Tuesday, March 3, 2015

Btrfs filesystem df

Do you know how hard it is to make backups of multiple terabytes? How tall of a stack of floppies that would be? Yes, I have backups, of the important stuff I can't re-get easily, onto several different computers.

With that out of the way, I was running uncomfortably close to out of space on my main system. It only had a couple of hundred gigabytes left. (I remember when a 1.2GB system was so unimaginably vast that I split it up into 4 pieces.) However, the filesystem in question is btrfs, running as raid1 on 3x 2TB drives. I had always intended for that system to be raid5, which is why I got 3 drives for it. Since raid5 on btrfs wasn't ready for prime time, I did a raid1 and waited for the day when raid5 became usable.

With kernel 3.19, that day finally came. A quick (not really, it took many hours
) rebalance later, and raid1 became raid5 without even taking the filesystem offline. Now I go from 3TB total usable space (6TB device space divided by 2, raid1 duplication factor) to 4TB (effectively two drives data, one parity).

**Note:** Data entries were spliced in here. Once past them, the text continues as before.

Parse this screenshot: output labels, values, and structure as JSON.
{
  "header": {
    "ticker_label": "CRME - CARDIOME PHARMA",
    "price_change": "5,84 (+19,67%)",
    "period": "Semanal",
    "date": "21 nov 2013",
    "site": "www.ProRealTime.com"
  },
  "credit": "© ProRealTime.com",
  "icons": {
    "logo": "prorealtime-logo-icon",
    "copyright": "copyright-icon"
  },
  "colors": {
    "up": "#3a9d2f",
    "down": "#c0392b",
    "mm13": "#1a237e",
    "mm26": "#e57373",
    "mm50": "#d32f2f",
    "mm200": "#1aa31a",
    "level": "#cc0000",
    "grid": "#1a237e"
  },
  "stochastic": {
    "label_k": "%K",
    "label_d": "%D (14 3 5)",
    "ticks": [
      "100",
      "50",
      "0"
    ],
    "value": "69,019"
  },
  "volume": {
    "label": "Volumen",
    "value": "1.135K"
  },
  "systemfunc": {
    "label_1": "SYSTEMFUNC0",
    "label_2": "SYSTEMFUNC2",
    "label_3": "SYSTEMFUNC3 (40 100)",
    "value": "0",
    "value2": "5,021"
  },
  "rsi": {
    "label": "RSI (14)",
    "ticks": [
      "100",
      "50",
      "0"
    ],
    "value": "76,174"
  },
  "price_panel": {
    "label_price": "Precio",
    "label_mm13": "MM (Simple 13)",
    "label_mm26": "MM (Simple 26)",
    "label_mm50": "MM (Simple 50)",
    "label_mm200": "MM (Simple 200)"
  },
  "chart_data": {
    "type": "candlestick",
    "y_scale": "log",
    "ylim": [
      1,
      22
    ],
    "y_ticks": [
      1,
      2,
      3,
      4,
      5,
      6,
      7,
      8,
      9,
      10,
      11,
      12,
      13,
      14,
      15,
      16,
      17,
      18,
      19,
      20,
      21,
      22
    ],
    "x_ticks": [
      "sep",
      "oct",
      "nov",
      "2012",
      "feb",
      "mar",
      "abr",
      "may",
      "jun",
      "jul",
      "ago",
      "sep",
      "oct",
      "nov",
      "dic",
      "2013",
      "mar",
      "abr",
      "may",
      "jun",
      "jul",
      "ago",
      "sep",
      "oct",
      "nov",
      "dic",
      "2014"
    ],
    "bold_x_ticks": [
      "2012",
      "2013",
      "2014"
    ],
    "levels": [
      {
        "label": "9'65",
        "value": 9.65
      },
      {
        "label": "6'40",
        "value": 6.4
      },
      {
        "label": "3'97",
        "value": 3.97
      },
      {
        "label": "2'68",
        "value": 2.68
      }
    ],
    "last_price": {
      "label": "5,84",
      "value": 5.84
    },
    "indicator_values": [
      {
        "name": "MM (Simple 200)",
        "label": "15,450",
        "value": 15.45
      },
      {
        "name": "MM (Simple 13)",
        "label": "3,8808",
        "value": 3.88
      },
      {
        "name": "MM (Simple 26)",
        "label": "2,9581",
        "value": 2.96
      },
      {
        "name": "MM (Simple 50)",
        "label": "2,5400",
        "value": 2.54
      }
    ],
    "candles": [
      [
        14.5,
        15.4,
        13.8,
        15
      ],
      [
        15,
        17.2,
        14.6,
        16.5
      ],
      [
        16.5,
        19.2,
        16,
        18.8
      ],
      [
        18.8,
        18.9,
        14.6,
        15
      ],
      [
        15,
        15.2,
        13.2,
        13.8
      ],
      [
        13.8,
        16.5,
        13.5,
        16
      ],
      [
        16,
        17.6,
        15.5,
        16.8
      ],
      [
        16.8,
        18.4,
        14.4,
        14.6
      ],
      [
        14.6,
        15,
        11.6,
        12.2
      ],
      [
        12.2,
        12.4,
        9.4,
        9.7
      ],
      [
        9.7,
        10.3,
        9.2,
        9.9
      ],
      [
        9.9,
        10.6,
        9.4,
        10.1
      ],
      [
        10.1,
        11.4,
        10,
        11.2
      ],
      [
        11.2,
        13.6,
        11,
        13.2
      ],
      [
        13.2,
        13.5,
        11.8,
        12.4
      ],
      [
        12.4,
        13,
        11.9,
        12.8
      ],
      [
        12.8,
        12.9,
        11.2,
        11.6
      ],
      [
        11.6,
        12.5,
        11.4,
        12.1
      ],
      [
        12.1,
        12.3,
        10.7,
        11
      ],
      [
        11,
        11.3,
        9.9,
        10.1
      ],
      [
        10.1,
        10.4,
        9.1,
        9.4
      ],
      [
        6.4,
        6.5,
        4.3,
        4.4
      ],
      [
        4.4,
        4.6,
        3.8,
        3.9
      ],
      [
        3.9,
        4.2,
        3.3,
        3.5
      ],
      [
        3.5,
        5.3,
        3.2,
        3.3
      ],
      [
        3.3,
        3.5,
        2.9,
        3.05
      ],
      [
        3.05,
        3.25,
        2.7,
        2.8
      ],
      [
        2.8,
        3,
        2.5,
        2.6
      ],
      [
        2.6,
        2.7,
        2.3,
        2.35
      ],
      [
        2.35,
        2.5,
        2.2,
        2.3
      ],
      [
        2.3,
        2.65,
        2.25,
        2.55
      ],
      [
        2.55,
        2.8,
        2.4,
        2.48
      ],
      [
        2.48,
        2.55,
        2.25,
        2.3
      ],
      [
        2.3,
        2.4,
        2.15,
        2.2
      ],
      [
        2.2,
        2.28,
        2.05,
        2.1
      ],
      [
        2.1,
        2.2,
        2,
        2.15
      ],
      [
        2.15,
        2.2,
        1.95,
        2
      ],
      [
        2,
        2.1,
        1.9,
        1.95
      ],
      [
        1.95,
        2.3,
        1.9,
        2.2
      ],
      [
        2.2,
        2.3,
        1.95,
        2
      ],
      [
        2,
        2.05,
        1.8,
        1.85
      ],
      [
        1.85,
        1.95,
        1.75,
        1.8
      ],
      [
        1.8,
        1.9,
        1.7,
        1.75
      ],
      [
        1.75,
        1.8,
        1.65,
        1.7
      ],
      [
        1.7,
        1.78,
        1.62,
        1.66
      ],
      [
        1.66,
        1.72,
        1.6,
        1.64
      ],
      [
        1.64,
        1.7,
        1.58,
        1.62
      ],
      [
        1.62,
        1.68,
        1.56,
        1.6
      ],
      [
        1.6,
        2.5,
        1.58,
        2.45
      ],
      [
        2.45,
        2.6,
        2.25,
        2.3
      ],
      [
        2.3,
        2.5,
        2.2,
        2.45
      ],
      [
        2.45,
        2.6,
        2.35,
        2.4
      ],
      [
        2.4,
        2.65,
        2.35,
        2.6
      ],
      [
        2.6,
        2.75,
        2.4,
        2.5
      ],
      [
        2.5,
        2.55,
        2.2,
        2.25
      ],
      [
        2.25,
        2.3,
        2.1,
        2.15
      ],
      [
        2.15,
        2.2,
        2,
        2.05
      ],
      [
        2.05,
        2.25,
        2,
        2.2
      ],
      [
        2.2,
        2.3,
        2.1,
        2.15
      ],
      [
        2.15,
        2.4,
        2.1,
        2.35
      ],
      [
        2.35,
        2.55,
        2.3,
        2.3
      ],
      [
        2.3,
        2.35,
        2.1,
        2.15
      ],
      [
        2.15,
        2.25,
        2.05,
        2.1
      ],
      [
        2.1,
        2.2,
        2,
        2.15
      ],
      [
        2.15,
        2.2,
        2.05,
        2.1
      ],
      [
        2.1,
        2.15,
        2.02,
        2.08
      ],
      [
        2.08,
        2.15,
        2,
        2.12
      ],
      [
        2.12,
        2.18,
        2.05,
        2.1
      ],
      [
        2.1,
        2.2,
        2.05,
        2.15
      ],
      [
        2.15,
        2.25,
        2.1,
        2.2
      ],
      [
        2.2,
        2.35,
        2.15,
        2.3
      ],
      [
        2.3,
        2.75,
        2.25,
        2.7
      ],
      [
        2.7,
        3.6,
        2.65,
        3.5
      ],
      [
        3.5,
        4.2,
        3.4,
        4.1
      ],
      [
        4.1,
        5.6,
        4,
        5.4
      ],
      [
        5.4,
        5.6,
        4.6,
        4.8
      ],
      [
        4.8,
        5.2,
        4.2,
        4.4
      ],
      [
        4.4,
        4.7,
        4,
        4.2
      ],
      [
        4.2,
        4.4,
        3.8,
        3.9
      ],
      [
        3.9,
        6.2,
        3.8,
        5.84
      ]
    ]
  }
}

But do I? I know that the normal df command is basically useless for free space on btrfs, so I do the following:

root@omoikane ~
# btrfs fi df /mnt/big
Data, RAID5: total=2.48TiB, used=2.46TiB
System, RAID5: total=64.00MiB, used=348.00KiB
Metadata, RAID5: total=6.94GiB, used=3.80GiB
GlobalReserve, single: total=512.00MiB, used=3.54MiB


What gives? I expected something like 4TB of space, and no amount of TiB->TB conversion is going to cause a discrepancy that big. In fact, this says that I have less space than I did prior to converting to raid5. What did I do wrong? As it turns out, nothing. First, look at this:

root@omoikane ~
$ btrfs fi show /mnt/big
Label: none  uuid: 6bf52a05-b0cc-4b21-96db-32cc9a1bed7d
        Total devices 3 FS bytes used 2.47TiB
        devid    1 size 1.82TiB used 1.24TiB path /dev/sdb
        devid    2 size 1.82TiB used 1.24TiB path /dev/sdc
        devid    3 size 1.82TiB used 1.24TiB path /dev/sdd

btrfs-progs v3.19-rc2


Not all of the disks are even fully allocated. If you add up two of them, you get the 2.48TB expected, and you only add two because of raid5. So why aren't my disks fully allocated? Is it like mdadm, where I have to do something manually to get that space? Again, that turns out to not be the case.

To test this, I opened up two terminals. In one, I made a large file by dd'ing /dev/urandom into a file. I used that instead of /dev/zero so that I wouldn't have to be in doubt with file holes.

In the other terminal, I watched the output of btrfs fi df, in a little bit more fine-grained manner:

me@omoikane ~
$ btrfs fi df -k /mnt/big
Data, RAID5: total=2658172928.00KiB, used=2643827200.00KiB
System, RAID5: total=65536.00KiB, used=348.00KiB
Metadata, RAID5: total=7274496.00KiB, used=3990868.00KiB
GlobalReserve, single: total=524288.00KiB, used=0.00KiB

As the dd ran, I watched this report, then saw the total amount of raid5 space grow (the bold number above). I knew what was going on at that point: The system was automatically growing the data space as needed. The unallocated space reported by fi show is available automatically without any need to rebalance or manually allocate. I suppose it is held in reserve for snapshots, a feature I don't use. In any case, the space is really there and the fully allocatable space is 3.64TiB, of which 2.47TiB is used, meaning I now have over a full TiB available. The raid5 conversion worked.

Interestingly, when I deleted the big file, the amount of space allocated to raid5 data decreased.